Does Participation Work?
The success of public involvement in policy and research can be judged in both political and scientific terms. Political support is apparent from widespread public participation policies at local, national, and international levels. Evidence of the impact of participation has been collated by systematic reviews of the international literature. The first review, addressing the involvement of patients in the planning and development of health care, found no comparative studies. On the basis of 42 observational reports, the authors concluded that involving patients has contributed to changes in service provision, but the effects of these changes on quality of care have not been reported (Crawford et al., 2002). A subsequent review addressing public involvement in research agenda setting relied on similarly weak evidence of effects to suggest promising approaches (Oliver et al., 2004). A more rigorous review, despite its broad scope spanning public involvement in developing health-care policy and research, clinical practice guidelines, and patient information material, found only five randomized controlled trials. This provided no strong evidence of the effects of public involvement in health-care decisions at the population level. Although generalizable lessons could not be learned from studies that differed in terms of interventions, aims, outcomes, and rigor, this review demonstrated that randomized controlled trials are feasible for providing evidence about the effects of public involvement.

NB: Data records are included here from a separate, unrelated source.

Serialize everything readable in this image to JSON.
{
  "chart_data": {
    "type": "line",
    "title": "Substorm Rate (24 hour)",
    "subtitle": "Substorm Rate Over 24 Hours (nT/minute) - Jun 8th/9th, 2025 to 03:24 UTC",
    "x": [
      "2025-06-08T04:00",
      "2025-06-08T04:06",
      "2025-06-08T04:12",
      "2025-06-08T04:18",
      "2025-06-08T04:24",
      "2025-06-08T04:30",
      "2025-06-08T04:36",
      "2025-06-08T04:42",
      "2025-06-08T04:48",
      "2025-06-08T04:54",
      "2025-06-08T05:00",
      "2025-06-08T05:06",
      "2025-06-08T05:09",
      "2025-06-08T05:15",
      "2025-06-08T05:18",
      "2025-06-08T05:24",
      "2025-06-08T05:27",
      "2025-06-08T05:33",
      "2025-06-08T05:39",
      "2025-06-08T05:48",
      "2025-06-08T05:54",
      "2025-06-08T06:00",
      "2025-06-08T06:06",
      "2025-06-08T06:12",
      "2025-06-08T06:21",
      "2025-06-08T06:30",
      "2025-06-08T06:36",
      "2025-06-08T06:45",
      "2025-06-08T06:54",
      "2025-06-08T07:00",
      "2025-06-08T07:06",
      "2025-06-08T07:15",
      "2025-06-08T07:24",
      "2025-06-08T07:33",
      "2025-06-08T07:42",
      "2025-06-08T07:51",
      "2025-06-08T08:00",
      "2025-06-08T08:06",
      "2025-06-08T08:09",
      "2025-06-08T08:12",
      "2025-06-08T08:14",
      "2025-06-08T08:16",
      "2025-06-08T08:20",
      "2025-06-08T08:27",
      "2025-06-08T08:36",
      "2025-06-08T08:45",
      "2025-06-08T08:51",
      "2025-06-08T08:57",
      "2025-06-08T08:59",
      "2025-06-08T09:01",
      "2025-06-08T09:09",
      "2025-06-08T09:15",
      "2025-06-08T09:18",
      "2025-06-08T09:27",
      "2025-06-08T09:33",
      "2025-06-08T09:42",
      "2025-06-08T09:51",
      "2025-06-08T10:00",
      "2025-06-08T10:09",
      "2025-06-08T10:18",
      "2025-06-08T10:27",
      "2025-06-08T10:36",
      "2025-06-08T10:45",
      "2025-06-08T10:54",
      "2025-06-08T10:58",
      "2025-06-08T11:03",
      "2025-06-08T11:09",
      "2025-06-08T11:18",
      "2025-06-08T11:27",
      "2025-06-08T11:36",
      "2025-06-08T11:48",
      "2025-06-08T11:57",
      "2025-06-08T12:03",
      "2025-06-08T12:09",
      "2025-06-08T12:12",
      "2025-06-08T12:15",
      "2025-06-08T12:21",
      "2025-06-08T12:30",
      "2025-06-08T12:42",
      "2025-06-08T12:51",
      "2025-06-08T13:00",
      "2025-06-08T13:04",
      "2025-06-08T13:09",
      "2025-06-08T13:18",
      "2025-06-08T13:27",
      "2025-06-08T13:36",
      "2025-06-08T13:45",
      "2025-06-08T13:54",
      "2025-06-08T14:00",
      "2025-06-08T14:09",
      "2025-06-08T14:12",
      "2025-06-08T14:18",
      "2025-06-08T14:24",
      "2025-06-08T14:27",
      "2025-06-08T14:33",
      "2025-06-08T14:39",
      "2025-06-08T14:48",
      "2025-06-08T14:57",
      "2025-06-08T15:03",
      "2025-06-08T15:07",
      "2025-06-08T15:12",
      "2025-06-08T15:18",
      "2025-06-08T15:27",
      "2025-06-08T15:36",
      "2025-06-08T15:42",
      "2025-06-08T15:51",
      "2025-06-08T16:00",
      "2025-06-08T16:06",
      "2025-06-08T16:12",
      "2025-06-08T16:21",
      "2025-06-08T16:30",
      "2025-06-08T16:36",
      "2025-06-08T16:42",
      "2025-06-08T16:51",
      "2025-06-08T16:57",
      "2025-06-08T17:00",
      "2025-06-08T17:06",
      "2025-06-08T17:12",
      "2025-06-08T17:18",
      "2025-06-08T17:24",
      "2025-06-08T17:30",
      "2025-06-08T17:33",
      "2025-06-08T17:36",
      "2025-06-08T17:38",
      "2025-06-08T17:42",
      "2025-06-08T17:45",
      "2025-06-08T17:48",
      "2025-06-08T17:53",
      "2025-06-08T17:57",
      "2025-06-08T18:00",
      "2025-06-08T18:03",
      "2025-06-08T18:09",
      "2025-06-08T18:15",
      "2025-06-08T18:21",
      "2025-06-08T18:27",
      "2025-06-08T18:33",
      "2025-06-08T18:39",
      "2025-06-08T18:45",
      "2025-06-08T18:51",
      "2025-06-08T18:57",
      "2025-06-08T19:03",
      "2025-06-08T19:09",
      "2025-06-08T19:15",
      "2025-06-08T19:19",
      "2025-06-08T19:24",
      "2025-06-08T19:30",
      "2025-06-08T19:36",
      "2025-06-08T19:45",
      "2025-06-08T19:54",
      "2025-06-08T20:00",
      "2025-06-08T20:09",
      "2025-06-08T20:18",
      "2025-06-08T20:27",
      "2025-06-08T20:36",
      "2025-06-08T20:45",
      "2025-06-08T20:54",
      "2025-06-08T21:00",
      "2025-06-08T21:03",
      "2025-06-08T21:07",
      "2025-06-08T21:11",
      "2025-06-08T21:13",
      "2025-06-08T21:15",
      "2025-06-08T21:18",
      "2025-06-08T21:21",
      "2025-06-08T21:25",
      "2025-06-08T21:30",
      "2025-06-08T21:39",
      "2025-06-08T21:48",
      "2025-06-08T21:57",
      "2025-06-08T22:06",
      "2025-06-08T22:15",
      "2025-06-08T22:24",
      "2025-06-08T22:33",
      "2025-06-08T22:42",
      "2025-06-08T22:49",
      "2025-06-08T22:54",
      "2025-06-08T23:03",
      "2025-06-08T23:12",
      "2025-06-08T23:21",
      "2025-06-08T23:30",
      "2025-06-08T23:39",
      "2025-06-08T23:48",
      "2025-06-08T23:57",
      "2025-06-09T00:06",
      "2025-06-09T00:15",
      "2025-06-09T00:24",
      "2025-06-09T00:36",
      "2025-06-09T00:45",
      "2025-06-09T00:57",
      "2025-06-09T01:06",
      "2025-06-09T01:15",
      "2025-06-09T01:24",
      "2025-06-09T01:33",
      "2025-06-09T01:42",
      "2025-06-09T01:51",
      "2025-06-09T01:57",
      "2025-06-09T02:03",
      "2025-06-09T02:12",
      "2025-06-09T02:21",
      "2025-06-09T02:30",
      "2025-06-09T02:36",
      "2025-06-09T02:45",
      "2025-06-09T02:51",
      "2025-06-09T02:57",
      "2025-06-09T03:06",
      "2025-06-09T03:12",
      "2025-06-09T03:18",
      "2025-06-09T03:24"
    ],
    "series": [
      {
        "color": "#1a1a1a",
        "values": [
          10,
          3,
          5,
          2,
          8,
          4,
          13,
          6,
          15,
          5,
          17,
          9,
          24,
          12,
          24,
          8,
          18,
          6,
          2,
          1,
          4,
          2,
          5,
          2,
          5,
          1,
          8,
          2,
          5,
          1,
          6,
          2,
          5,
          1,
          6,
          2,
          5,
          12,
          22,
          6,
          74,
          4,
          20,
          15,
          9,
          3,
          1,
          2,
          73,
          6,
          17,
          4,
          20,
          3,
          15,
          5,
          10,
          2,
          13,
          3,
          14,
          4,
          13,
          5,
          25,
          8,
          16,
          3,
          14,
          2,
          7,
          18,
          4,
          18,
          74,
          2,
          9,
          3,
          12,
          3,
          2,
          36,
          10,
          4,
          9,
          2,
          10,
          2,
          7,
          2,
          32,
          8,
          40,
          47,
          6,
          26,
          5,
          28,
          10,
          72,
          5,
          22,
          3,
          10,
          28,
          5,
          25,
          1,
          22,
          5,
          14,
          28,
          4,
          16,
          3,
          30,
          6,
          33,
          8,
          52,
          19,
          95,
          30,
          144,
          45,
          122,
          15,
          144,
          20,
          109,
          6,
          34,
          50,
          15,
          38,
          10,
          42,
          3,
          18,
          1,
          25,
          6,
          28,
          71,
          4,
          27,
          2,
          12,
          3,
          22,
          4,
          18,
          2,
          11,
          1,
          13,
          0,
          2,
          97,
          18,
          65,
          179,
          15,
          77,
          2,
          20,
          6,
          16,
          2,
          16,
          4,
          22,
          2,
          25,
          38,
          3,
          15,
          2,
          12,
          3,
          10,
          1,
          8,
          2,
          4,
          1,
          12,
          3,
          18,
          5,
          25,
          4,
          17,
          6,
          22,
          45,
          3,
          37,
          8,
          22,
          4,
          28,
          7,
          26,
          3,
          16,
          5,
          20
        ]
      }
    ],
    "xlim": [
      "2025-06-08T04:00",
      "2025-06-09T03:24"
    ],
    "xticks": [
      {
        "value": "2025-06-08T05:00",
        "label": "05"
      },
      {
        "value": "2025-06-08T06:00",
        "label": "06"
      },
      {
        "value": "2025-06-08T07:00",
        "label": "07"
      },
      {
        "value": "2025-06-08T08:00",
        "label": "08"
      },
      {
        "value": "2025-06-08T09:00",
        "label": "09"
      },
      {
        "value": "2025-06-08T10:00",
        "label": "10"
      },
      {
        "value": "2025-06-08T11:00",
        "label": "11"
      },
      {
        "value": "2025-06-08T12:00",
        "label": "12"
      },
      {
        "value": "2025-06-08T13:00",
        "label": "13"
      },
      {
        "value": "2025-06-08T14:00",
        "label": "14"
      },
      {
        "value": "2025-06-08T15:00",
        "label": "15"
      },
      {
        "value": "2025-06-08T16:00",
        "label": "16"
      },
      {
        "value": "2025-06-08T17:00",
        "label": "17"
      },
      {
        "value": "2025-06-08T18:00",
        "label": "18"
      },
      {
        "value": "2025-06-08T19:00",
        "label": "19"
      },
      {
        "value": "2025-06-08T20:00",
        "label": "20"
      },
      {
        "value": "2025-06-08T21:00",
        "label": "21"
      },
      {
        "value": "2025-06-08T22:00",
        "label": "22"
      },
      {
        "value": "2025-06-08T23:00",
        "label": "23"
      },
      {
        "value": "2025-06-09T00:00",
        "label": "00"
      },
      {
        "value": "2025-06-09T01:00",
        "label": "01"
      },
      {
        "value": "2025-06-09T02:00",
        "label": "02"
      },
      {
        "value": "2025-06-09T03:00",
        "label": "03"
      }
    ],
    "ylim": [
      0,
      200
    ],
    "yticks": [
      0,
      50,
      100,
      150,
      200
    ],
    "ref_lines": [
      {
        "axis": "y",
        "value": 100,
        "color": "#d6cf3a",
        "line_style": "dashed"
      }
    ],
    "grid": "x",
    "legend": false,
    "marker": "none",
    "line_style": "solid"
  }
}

Making Public Participation In Public Health Happen
This research paper began by defining key terms for public participation in public health: the nature of public health, public participation, and their relationship with research. It then addressed questions about who of many publics is involved and how, before considering during what aspects of the public health service/research cycle this participation might occur. In practice, the reverse is required. Making public participation happen starts with considering its purpose and the specific nature and context of the task that requires their participation, in order to judge which of the many publics have the most relevant knowledge and experience for that task, and what approaches would best support their involvement in that task.